Protocol design
What is the relationship between Panoptic and Uniswap?
The core idea behind Perpetual Options is that Uniswap liquidity provider (LP) positions can be seen as tokenized short puts. This core result emerges from the simple observation that providing concentrated liquidity in Uniswap generates a payoff that is mathematically identical to selling a put option.
11/16 Just as "put-call parity" is fundamental to options, "put-call-LP parity" is fundamental to DeFi options.
— Panoptic (@Panoptic_xyz) March 24, 2023
Panoptic begins w/ the simple observation that providing concentrated liquidity in Uniswap V3 is analogous to selling options in TradFi.
LP = -Put 🤯 pic.twitter.com/oYCfzFSt4C
This means that Uniswap LP tokens can be used as a primitive for an options contract. While users can already sell options by providing liquidity in the Uniswap smart contracts, what Panoptic enables is the capital-efficient minting of options in a "peer-to-protocol" manner by facilitating the minting of LP tokens as long/short puts and calls.

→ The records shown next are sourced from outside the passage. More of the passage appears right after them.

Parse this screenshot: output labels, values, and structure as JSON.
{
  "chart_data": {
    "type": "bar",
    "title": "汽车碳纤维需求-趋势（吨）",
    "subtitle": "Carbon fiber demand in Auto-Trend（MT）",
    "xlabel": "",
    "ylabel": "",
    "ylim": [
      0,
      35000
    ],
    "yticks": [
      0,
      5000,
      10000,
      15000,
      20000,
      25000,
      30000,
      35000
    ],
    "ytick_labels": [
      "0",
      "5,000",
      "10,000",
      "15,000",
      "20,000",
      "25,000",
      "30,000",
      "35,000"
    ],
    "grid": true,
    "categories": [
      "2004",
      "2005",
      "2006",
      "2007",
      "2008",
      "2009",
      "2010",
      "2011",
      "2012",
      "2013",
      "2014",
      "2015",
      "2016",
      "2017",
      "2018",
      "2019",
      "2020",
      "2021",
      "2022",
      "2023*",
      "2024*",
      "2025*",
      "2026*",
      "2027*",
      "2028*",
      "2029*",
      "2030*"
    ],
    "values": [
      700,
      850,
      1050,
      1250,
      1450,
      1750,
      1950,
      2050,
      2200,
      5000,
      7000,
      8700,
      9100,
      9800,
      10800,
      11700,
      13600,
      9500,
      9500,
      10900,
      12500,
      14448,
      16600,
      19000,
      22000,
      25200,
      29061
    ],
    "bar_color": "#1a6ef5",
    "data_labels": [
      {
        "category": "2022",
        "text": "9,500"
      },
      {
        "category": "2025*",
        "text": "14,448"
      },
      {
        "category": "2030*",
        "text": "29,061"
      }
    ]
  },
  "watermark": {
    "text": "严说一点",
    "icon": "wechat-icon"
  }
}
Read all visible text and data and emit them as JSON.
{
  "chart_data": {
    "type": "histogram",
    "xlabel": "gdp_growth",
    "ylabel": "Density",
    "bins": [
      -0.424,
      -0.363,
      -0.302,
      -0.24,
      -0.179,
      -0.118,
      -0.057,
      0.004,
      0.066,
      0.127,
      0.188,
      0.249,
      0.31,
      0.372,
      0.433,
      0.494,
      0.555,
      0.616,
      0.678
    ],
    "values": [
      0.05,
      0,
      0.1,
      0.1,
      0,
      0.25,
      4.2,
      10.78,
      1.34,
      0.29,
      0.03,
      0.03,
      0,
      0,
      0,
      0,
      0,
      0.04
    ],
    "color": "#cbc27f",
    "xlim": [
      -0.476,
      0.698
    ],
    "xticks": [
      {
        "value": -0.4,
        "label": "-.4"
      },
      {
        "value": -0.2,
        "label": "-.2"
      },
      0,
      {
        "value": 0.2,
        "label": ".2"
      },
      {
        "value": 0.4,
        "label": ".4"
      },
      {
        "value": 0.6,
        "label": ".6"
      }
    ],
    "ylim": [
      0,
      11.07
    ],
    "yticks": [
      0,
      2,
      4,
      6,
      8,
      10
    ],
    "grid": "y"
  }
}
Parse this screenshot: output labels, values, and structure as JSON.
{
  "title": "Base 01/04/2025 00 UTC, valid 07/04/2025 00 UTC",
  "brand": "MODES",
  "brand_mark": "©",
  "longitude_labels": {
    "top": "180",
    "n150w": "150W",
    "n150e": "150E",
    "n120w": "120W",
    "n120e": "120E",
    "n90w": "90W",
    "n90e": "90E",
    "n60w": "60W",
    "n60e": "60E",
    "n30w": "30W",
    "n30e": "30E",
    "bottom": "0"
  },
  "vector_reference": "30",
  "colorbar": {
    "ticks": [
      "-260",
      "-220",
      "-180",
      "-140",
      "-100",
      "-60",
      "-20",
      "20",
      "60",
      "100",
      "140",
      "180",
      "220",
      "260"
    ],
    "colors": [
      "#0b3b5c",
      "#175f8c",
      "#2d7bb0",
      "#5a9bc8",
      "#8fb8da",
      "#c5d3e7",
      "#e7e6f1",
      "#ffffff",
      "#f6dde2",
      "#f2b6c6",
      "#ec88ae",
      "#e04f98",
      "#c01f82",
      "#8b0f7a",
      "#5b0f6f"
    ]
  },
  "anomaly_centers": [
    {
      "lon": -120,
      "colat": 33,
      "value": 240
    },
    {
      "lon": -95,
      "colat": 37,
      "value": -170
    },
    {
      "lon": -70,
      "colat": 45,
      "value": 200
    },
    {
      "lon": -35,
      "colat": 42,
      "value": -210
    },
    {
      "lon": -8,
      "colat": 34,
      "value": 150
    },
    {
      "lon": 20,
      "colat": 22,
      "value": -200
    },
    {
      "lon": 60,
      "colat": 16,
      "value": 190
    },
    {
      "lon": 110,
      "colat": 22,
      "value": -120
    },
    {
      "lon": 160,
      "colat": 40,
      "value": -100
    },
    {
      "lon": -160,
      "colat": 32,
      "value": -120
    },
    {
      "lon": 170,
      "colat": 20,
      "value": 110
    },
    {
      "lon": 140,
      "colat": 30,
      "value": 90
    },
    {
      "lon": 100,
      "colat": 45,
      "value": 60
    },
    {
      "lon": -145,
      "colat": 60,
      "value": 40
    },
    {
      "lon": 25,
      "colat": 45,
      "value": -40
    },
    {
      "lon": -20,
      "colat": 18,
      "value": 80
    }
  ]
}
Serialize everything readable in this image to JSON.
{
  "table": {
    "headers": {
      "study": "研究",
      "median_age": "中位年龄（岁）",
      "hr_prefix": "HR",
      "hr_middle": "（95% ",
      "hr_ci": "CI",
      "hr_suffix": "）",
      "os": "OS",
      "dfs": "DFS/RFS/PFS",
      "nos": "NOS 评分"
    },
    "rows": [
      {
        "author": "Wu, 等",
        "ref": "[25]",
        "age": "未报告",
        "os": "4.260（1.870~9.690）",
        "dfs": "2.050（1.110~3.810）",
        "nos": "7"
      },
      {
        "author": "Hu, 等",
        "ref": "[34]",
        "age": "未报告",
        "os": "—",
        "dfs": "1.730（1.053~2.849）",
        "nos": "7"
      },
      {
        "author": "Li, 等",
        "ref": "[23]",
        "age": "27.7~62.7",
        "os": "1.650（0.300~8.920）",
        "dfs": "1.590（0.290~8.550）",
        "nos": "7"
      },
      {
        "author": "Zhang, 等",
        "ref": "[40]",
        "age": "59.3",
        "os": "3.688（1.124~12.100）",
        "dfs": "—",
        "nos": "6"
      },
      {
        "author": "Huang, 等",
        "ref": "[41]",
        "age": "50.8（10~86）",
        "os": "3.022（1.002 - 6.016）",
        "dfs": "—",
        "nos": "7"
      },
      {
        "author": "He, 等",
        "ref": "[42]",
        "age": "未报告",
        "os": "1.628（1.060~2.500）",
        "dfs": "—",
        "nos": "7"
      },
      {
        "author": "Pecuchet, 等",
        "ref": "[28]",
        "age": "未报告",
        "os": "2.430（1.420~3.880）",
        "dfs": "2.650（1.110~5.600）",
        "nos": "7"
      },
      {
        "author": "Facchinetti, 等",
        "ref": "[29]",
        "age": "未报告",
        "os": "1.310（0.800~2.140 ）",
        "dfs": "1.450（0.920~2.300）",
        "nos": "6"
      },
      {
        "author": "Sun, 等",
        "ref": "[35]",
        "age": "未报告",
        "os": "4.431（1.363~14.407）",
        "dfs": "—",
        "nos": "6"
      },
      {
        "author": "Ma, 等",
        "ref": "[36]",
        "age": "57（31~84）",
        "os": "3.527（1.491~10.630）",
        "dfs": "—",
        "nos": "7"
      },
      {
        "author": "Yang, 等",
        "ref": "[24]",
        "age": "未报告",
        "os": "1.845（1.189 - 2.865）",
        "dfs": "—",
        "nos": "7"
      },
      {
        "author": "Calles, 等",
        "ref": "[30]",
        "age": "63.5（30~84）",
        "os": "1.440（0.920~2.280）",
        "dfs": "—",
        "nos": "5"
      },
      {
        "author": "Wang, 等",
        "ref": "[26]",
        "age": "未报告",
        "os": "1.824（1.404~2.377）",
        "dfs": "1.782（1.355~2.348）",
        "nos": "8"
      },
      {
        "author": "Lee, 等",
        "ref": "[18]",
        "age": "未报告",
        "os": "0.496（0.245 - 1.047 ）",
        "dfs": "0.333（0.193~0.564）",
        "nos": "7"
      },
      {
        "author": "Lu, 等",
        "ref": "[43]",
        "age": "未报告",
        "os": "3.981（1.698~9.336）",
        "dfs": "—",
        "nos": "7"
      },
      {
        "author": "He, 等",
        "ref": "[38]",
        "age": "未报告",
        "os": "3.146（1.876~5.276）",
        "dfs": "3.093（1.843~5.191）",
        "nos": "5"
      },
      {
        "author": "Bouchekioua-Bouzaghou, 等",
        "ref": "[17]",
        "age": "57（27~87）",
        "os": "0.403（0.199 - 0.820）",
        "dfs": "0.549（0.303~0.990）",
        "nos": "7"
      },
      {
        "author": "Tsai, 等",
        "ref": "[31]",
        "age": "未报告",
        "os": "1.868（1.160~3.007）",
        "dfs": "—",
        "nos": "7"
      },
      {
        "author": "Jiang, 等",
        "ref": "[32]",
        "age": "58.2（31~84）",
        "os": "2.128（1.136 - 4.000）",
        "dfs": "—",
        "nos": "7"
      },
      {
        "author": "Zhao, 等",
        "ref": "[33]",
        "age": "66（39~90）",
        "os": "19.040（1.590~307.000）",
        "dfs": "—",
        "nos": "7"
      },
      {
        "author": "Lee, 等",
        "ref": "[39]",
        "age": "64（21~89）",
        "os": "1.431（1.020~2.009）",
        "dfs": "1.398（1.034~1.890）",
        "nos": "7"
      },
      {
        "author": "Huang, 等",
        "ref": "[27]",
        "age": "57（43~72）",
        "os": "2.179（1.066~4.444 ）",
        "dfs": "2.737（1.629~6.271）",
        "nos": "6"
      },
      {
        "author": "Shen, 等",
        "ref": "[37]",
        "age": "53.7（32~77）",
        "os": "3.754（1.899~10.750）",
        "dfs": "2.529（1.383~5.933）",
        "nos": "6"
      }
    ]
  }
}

At a core level, Panoptic has deployed a smart contract that replaces the NonFungiblePositionManager.sol
(NFPM) smart contract from v3-periphery
.
This "new" smart contract, called the SemiFungiblePositionMananger.sol
(SFPM), uses the ERC1155
interface to track positions within Uniswap V3 or V4.
The SFPM and the NFPM both interact with the Uniswap smart contracts to deploy and track liquidity positions, with the SFPM replicating all the basic functionalities of the NFPM but with a significant decrease in gas costs. The Panoptic interface allows existing Uniswap liquidity providers to easily migrate their positions from NFPM to SFPM.
Permissionless, Perpetual Options
Options positions in Panoptic have no expiration. Anyone can sell an option at any strike on any asset. Buyers can purchase any option that has been sold beforehand. Panoptic aims to transform the way users trade options the same way Uniswap transformed on-chain spot trading.
Oracle-free Pricing
The key difference between the pricing of regular options in TradFi and in Panoptic is the way the premium is calculated. Instead of requiring users to pay for their options upfront, the pricing of a Panoptic option is path-dependent and will grow at each block as long as the spot price is within range of the option strike price. While this may create an extra level of uncertainty for options buyers (it is impossible to know ahead of time how much an option will cost), one of the advantages of the path-dependent pricing model is that some options may cost nothing even if it is held for several days.
Capital Efficiency
Options sellers in Panoptic are able to write undercollateralized options. The collateral required to sell an option can be as low as 20% of the notional value of that option and follows leverage recommendations from the CBOE and the Financial Industry Regulatory Authority (FINRA). Undercollateralized options aim to more accurately reflect the risks associated with selling options compared to fully-collateralized options.
Fees
Users pay fees in three scenarios.
When a new option is minted, the options trader pays a commission fee equal to 10 bps of the notional value of the option to the Panoptic liquidity providers (PLPs). There is no commission fee when burning an option.
Users pay a trading fee whenever an option is minted or burned in the money. This is to compensate PLPs for the increased risk of insolvency on options with high intrinsic value. This is because deep ITM positions' intrinsic value is more volatile.